Differential Expression of nicotinic acetylcholine receptor subunit genes in non-small cell lung cancers from smokers and non-smokers

Abstract

Background Nicotine and its derivatives, by binding to nicotinic acetylcholine receptors (nAChRs) on bronchial epithelial cells, can regulate cellular proliferation and apoptosis via the Akt pathway. Delineation of nAChR subtypes in non-small cell lung cancers (NSCLCs) may reveal molecular targets for tumor prevention or therapy. Materials and Methods Expression of nAChR α1, α3, α4, α5, α6, α7, α9, α10, β2, β3 and β4 subunit genes in 66 resected primary NSCLCs, 7 histologically normal lung tissues, 13 NSCLC cell lines and 6 human bronchial epithelial cell lines (HBECs) were analyzed by quantitative reverse transcription-polymerase chain reaction (q RT-PCR). Five non-malignant HBECs were exposed to nicotine in vitro to study the variation of nAChR subunit gene expression. Results nAChR α4 and β4 subunit gene expression showed significant differences (relatively low expression of α4 [p < 0.001] and relatively high expression of β4 [p = 0.029] in NSCLCs) between NSCLCs and normal lung. nAChR α5 (p = 0.022), α7 (p = 0.023), α9 (p = 0.001) and β2 (p = 0.037) subunit gene expressions demonstrated significantly higher expression in NSCLC cells compared to HBECs.

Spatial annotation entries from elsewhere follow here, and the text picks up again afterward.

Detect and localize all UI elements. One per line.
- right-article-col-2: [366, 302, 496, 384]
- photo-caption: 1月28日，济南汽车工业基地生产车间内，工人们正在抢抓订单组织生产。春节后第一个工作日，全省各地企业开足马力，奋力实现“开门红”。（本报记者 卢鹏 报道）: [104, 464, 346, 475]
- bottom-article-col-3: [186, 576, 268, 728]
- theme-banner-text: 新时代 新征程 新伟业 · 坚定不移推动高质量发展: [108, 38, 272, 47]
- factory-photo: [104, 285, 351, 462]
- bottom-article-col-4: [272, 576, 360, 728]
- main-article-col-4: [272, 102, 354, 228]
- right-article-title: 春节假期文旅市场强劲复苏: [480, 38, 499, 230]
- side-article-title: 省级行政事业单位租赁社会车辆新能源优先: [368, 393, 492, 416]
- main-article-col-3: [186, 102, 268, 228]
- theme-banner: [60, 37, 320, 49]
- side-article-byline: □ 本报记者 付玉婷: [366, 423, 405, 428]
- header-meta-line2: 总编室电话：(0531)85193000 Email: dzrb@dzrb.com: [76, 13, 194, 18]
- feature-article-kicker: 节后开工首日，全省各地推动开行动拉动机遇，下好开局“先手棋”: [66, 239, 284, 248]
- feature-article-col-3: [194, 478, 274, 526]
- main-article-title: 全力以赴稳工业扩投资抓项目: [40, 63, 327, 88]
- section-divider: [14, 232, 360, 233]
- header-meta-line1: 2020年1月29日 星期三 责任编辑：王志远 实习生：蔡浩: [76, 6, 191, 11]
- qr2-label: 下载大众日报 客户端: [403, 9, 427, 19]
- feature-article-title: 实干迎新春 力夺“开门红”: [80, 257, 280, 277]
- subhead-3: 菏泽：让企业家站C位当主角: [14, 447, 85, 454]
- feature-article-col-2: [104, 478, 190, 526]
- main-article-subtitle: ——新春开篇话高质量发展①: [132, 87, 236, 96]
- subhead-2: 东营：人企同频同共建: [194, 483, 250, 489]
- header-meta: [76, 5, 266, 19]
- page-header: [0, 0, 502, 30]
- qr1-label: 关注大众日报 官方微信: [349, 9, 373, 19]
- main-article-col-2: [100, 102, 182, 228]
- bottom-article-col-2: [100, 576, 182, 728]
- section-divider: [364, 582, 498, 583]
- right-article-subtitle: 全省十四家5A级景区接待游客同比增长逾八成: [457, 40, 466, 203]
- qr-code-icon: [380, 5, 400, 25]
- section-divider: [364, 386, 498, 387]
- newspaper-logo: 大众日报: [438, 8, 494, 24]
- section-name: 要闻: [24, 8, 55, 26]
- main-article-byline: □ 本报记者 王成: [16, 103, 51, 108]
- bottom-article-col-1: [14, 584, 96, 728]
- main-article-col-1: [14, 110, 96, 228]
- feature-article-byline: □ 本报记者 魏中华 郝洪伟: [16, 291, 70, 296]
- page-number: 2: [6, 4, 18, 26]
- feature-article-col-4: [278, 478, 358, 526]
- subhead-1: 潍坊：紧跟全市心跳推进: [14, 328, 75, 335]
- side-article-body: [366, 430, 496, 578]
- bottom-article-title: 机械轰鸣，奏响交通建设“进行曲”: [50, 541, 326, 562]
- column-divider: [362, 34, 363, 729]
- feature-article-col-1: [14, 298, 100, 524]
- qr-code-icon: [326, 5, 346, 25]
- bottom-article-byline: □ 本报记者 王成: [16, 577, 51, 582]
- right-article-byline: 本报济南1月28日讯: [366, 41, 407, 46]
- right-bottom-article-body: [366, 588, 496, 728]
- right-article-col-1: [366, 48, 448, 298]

NSCLCs from non-smokers showed significantly higher expression of nAChR α6 (p < 0.001) and β3 (p = 0.007) subunit genes than those from smokers, adjusted for gender. nAChR α1, α5 and α7 showed significant rise in expression levels at 72hrs of nicotine exposure which returned to baseline levels of expression after nicotine removal for another 72 hrs in HBECs. Conclusions Different nAChR subunit gene expression patterns were found in NSCLCs and normal lung, and between NSCLCs from smokers and non-smokers. Nicotine exposure in HBECs resulted in reversible differences in nAChR subunit gene expression. These results further implicate nicotine in bronchial carcinogenesis and suggest targeting nAChRs for prevention and therapy in lung cancer. (Supported by the Lung Cancer SPORE Grant P50CA70907 & the Hong Kong Special Administrative Region RGC grant 7468/04M.)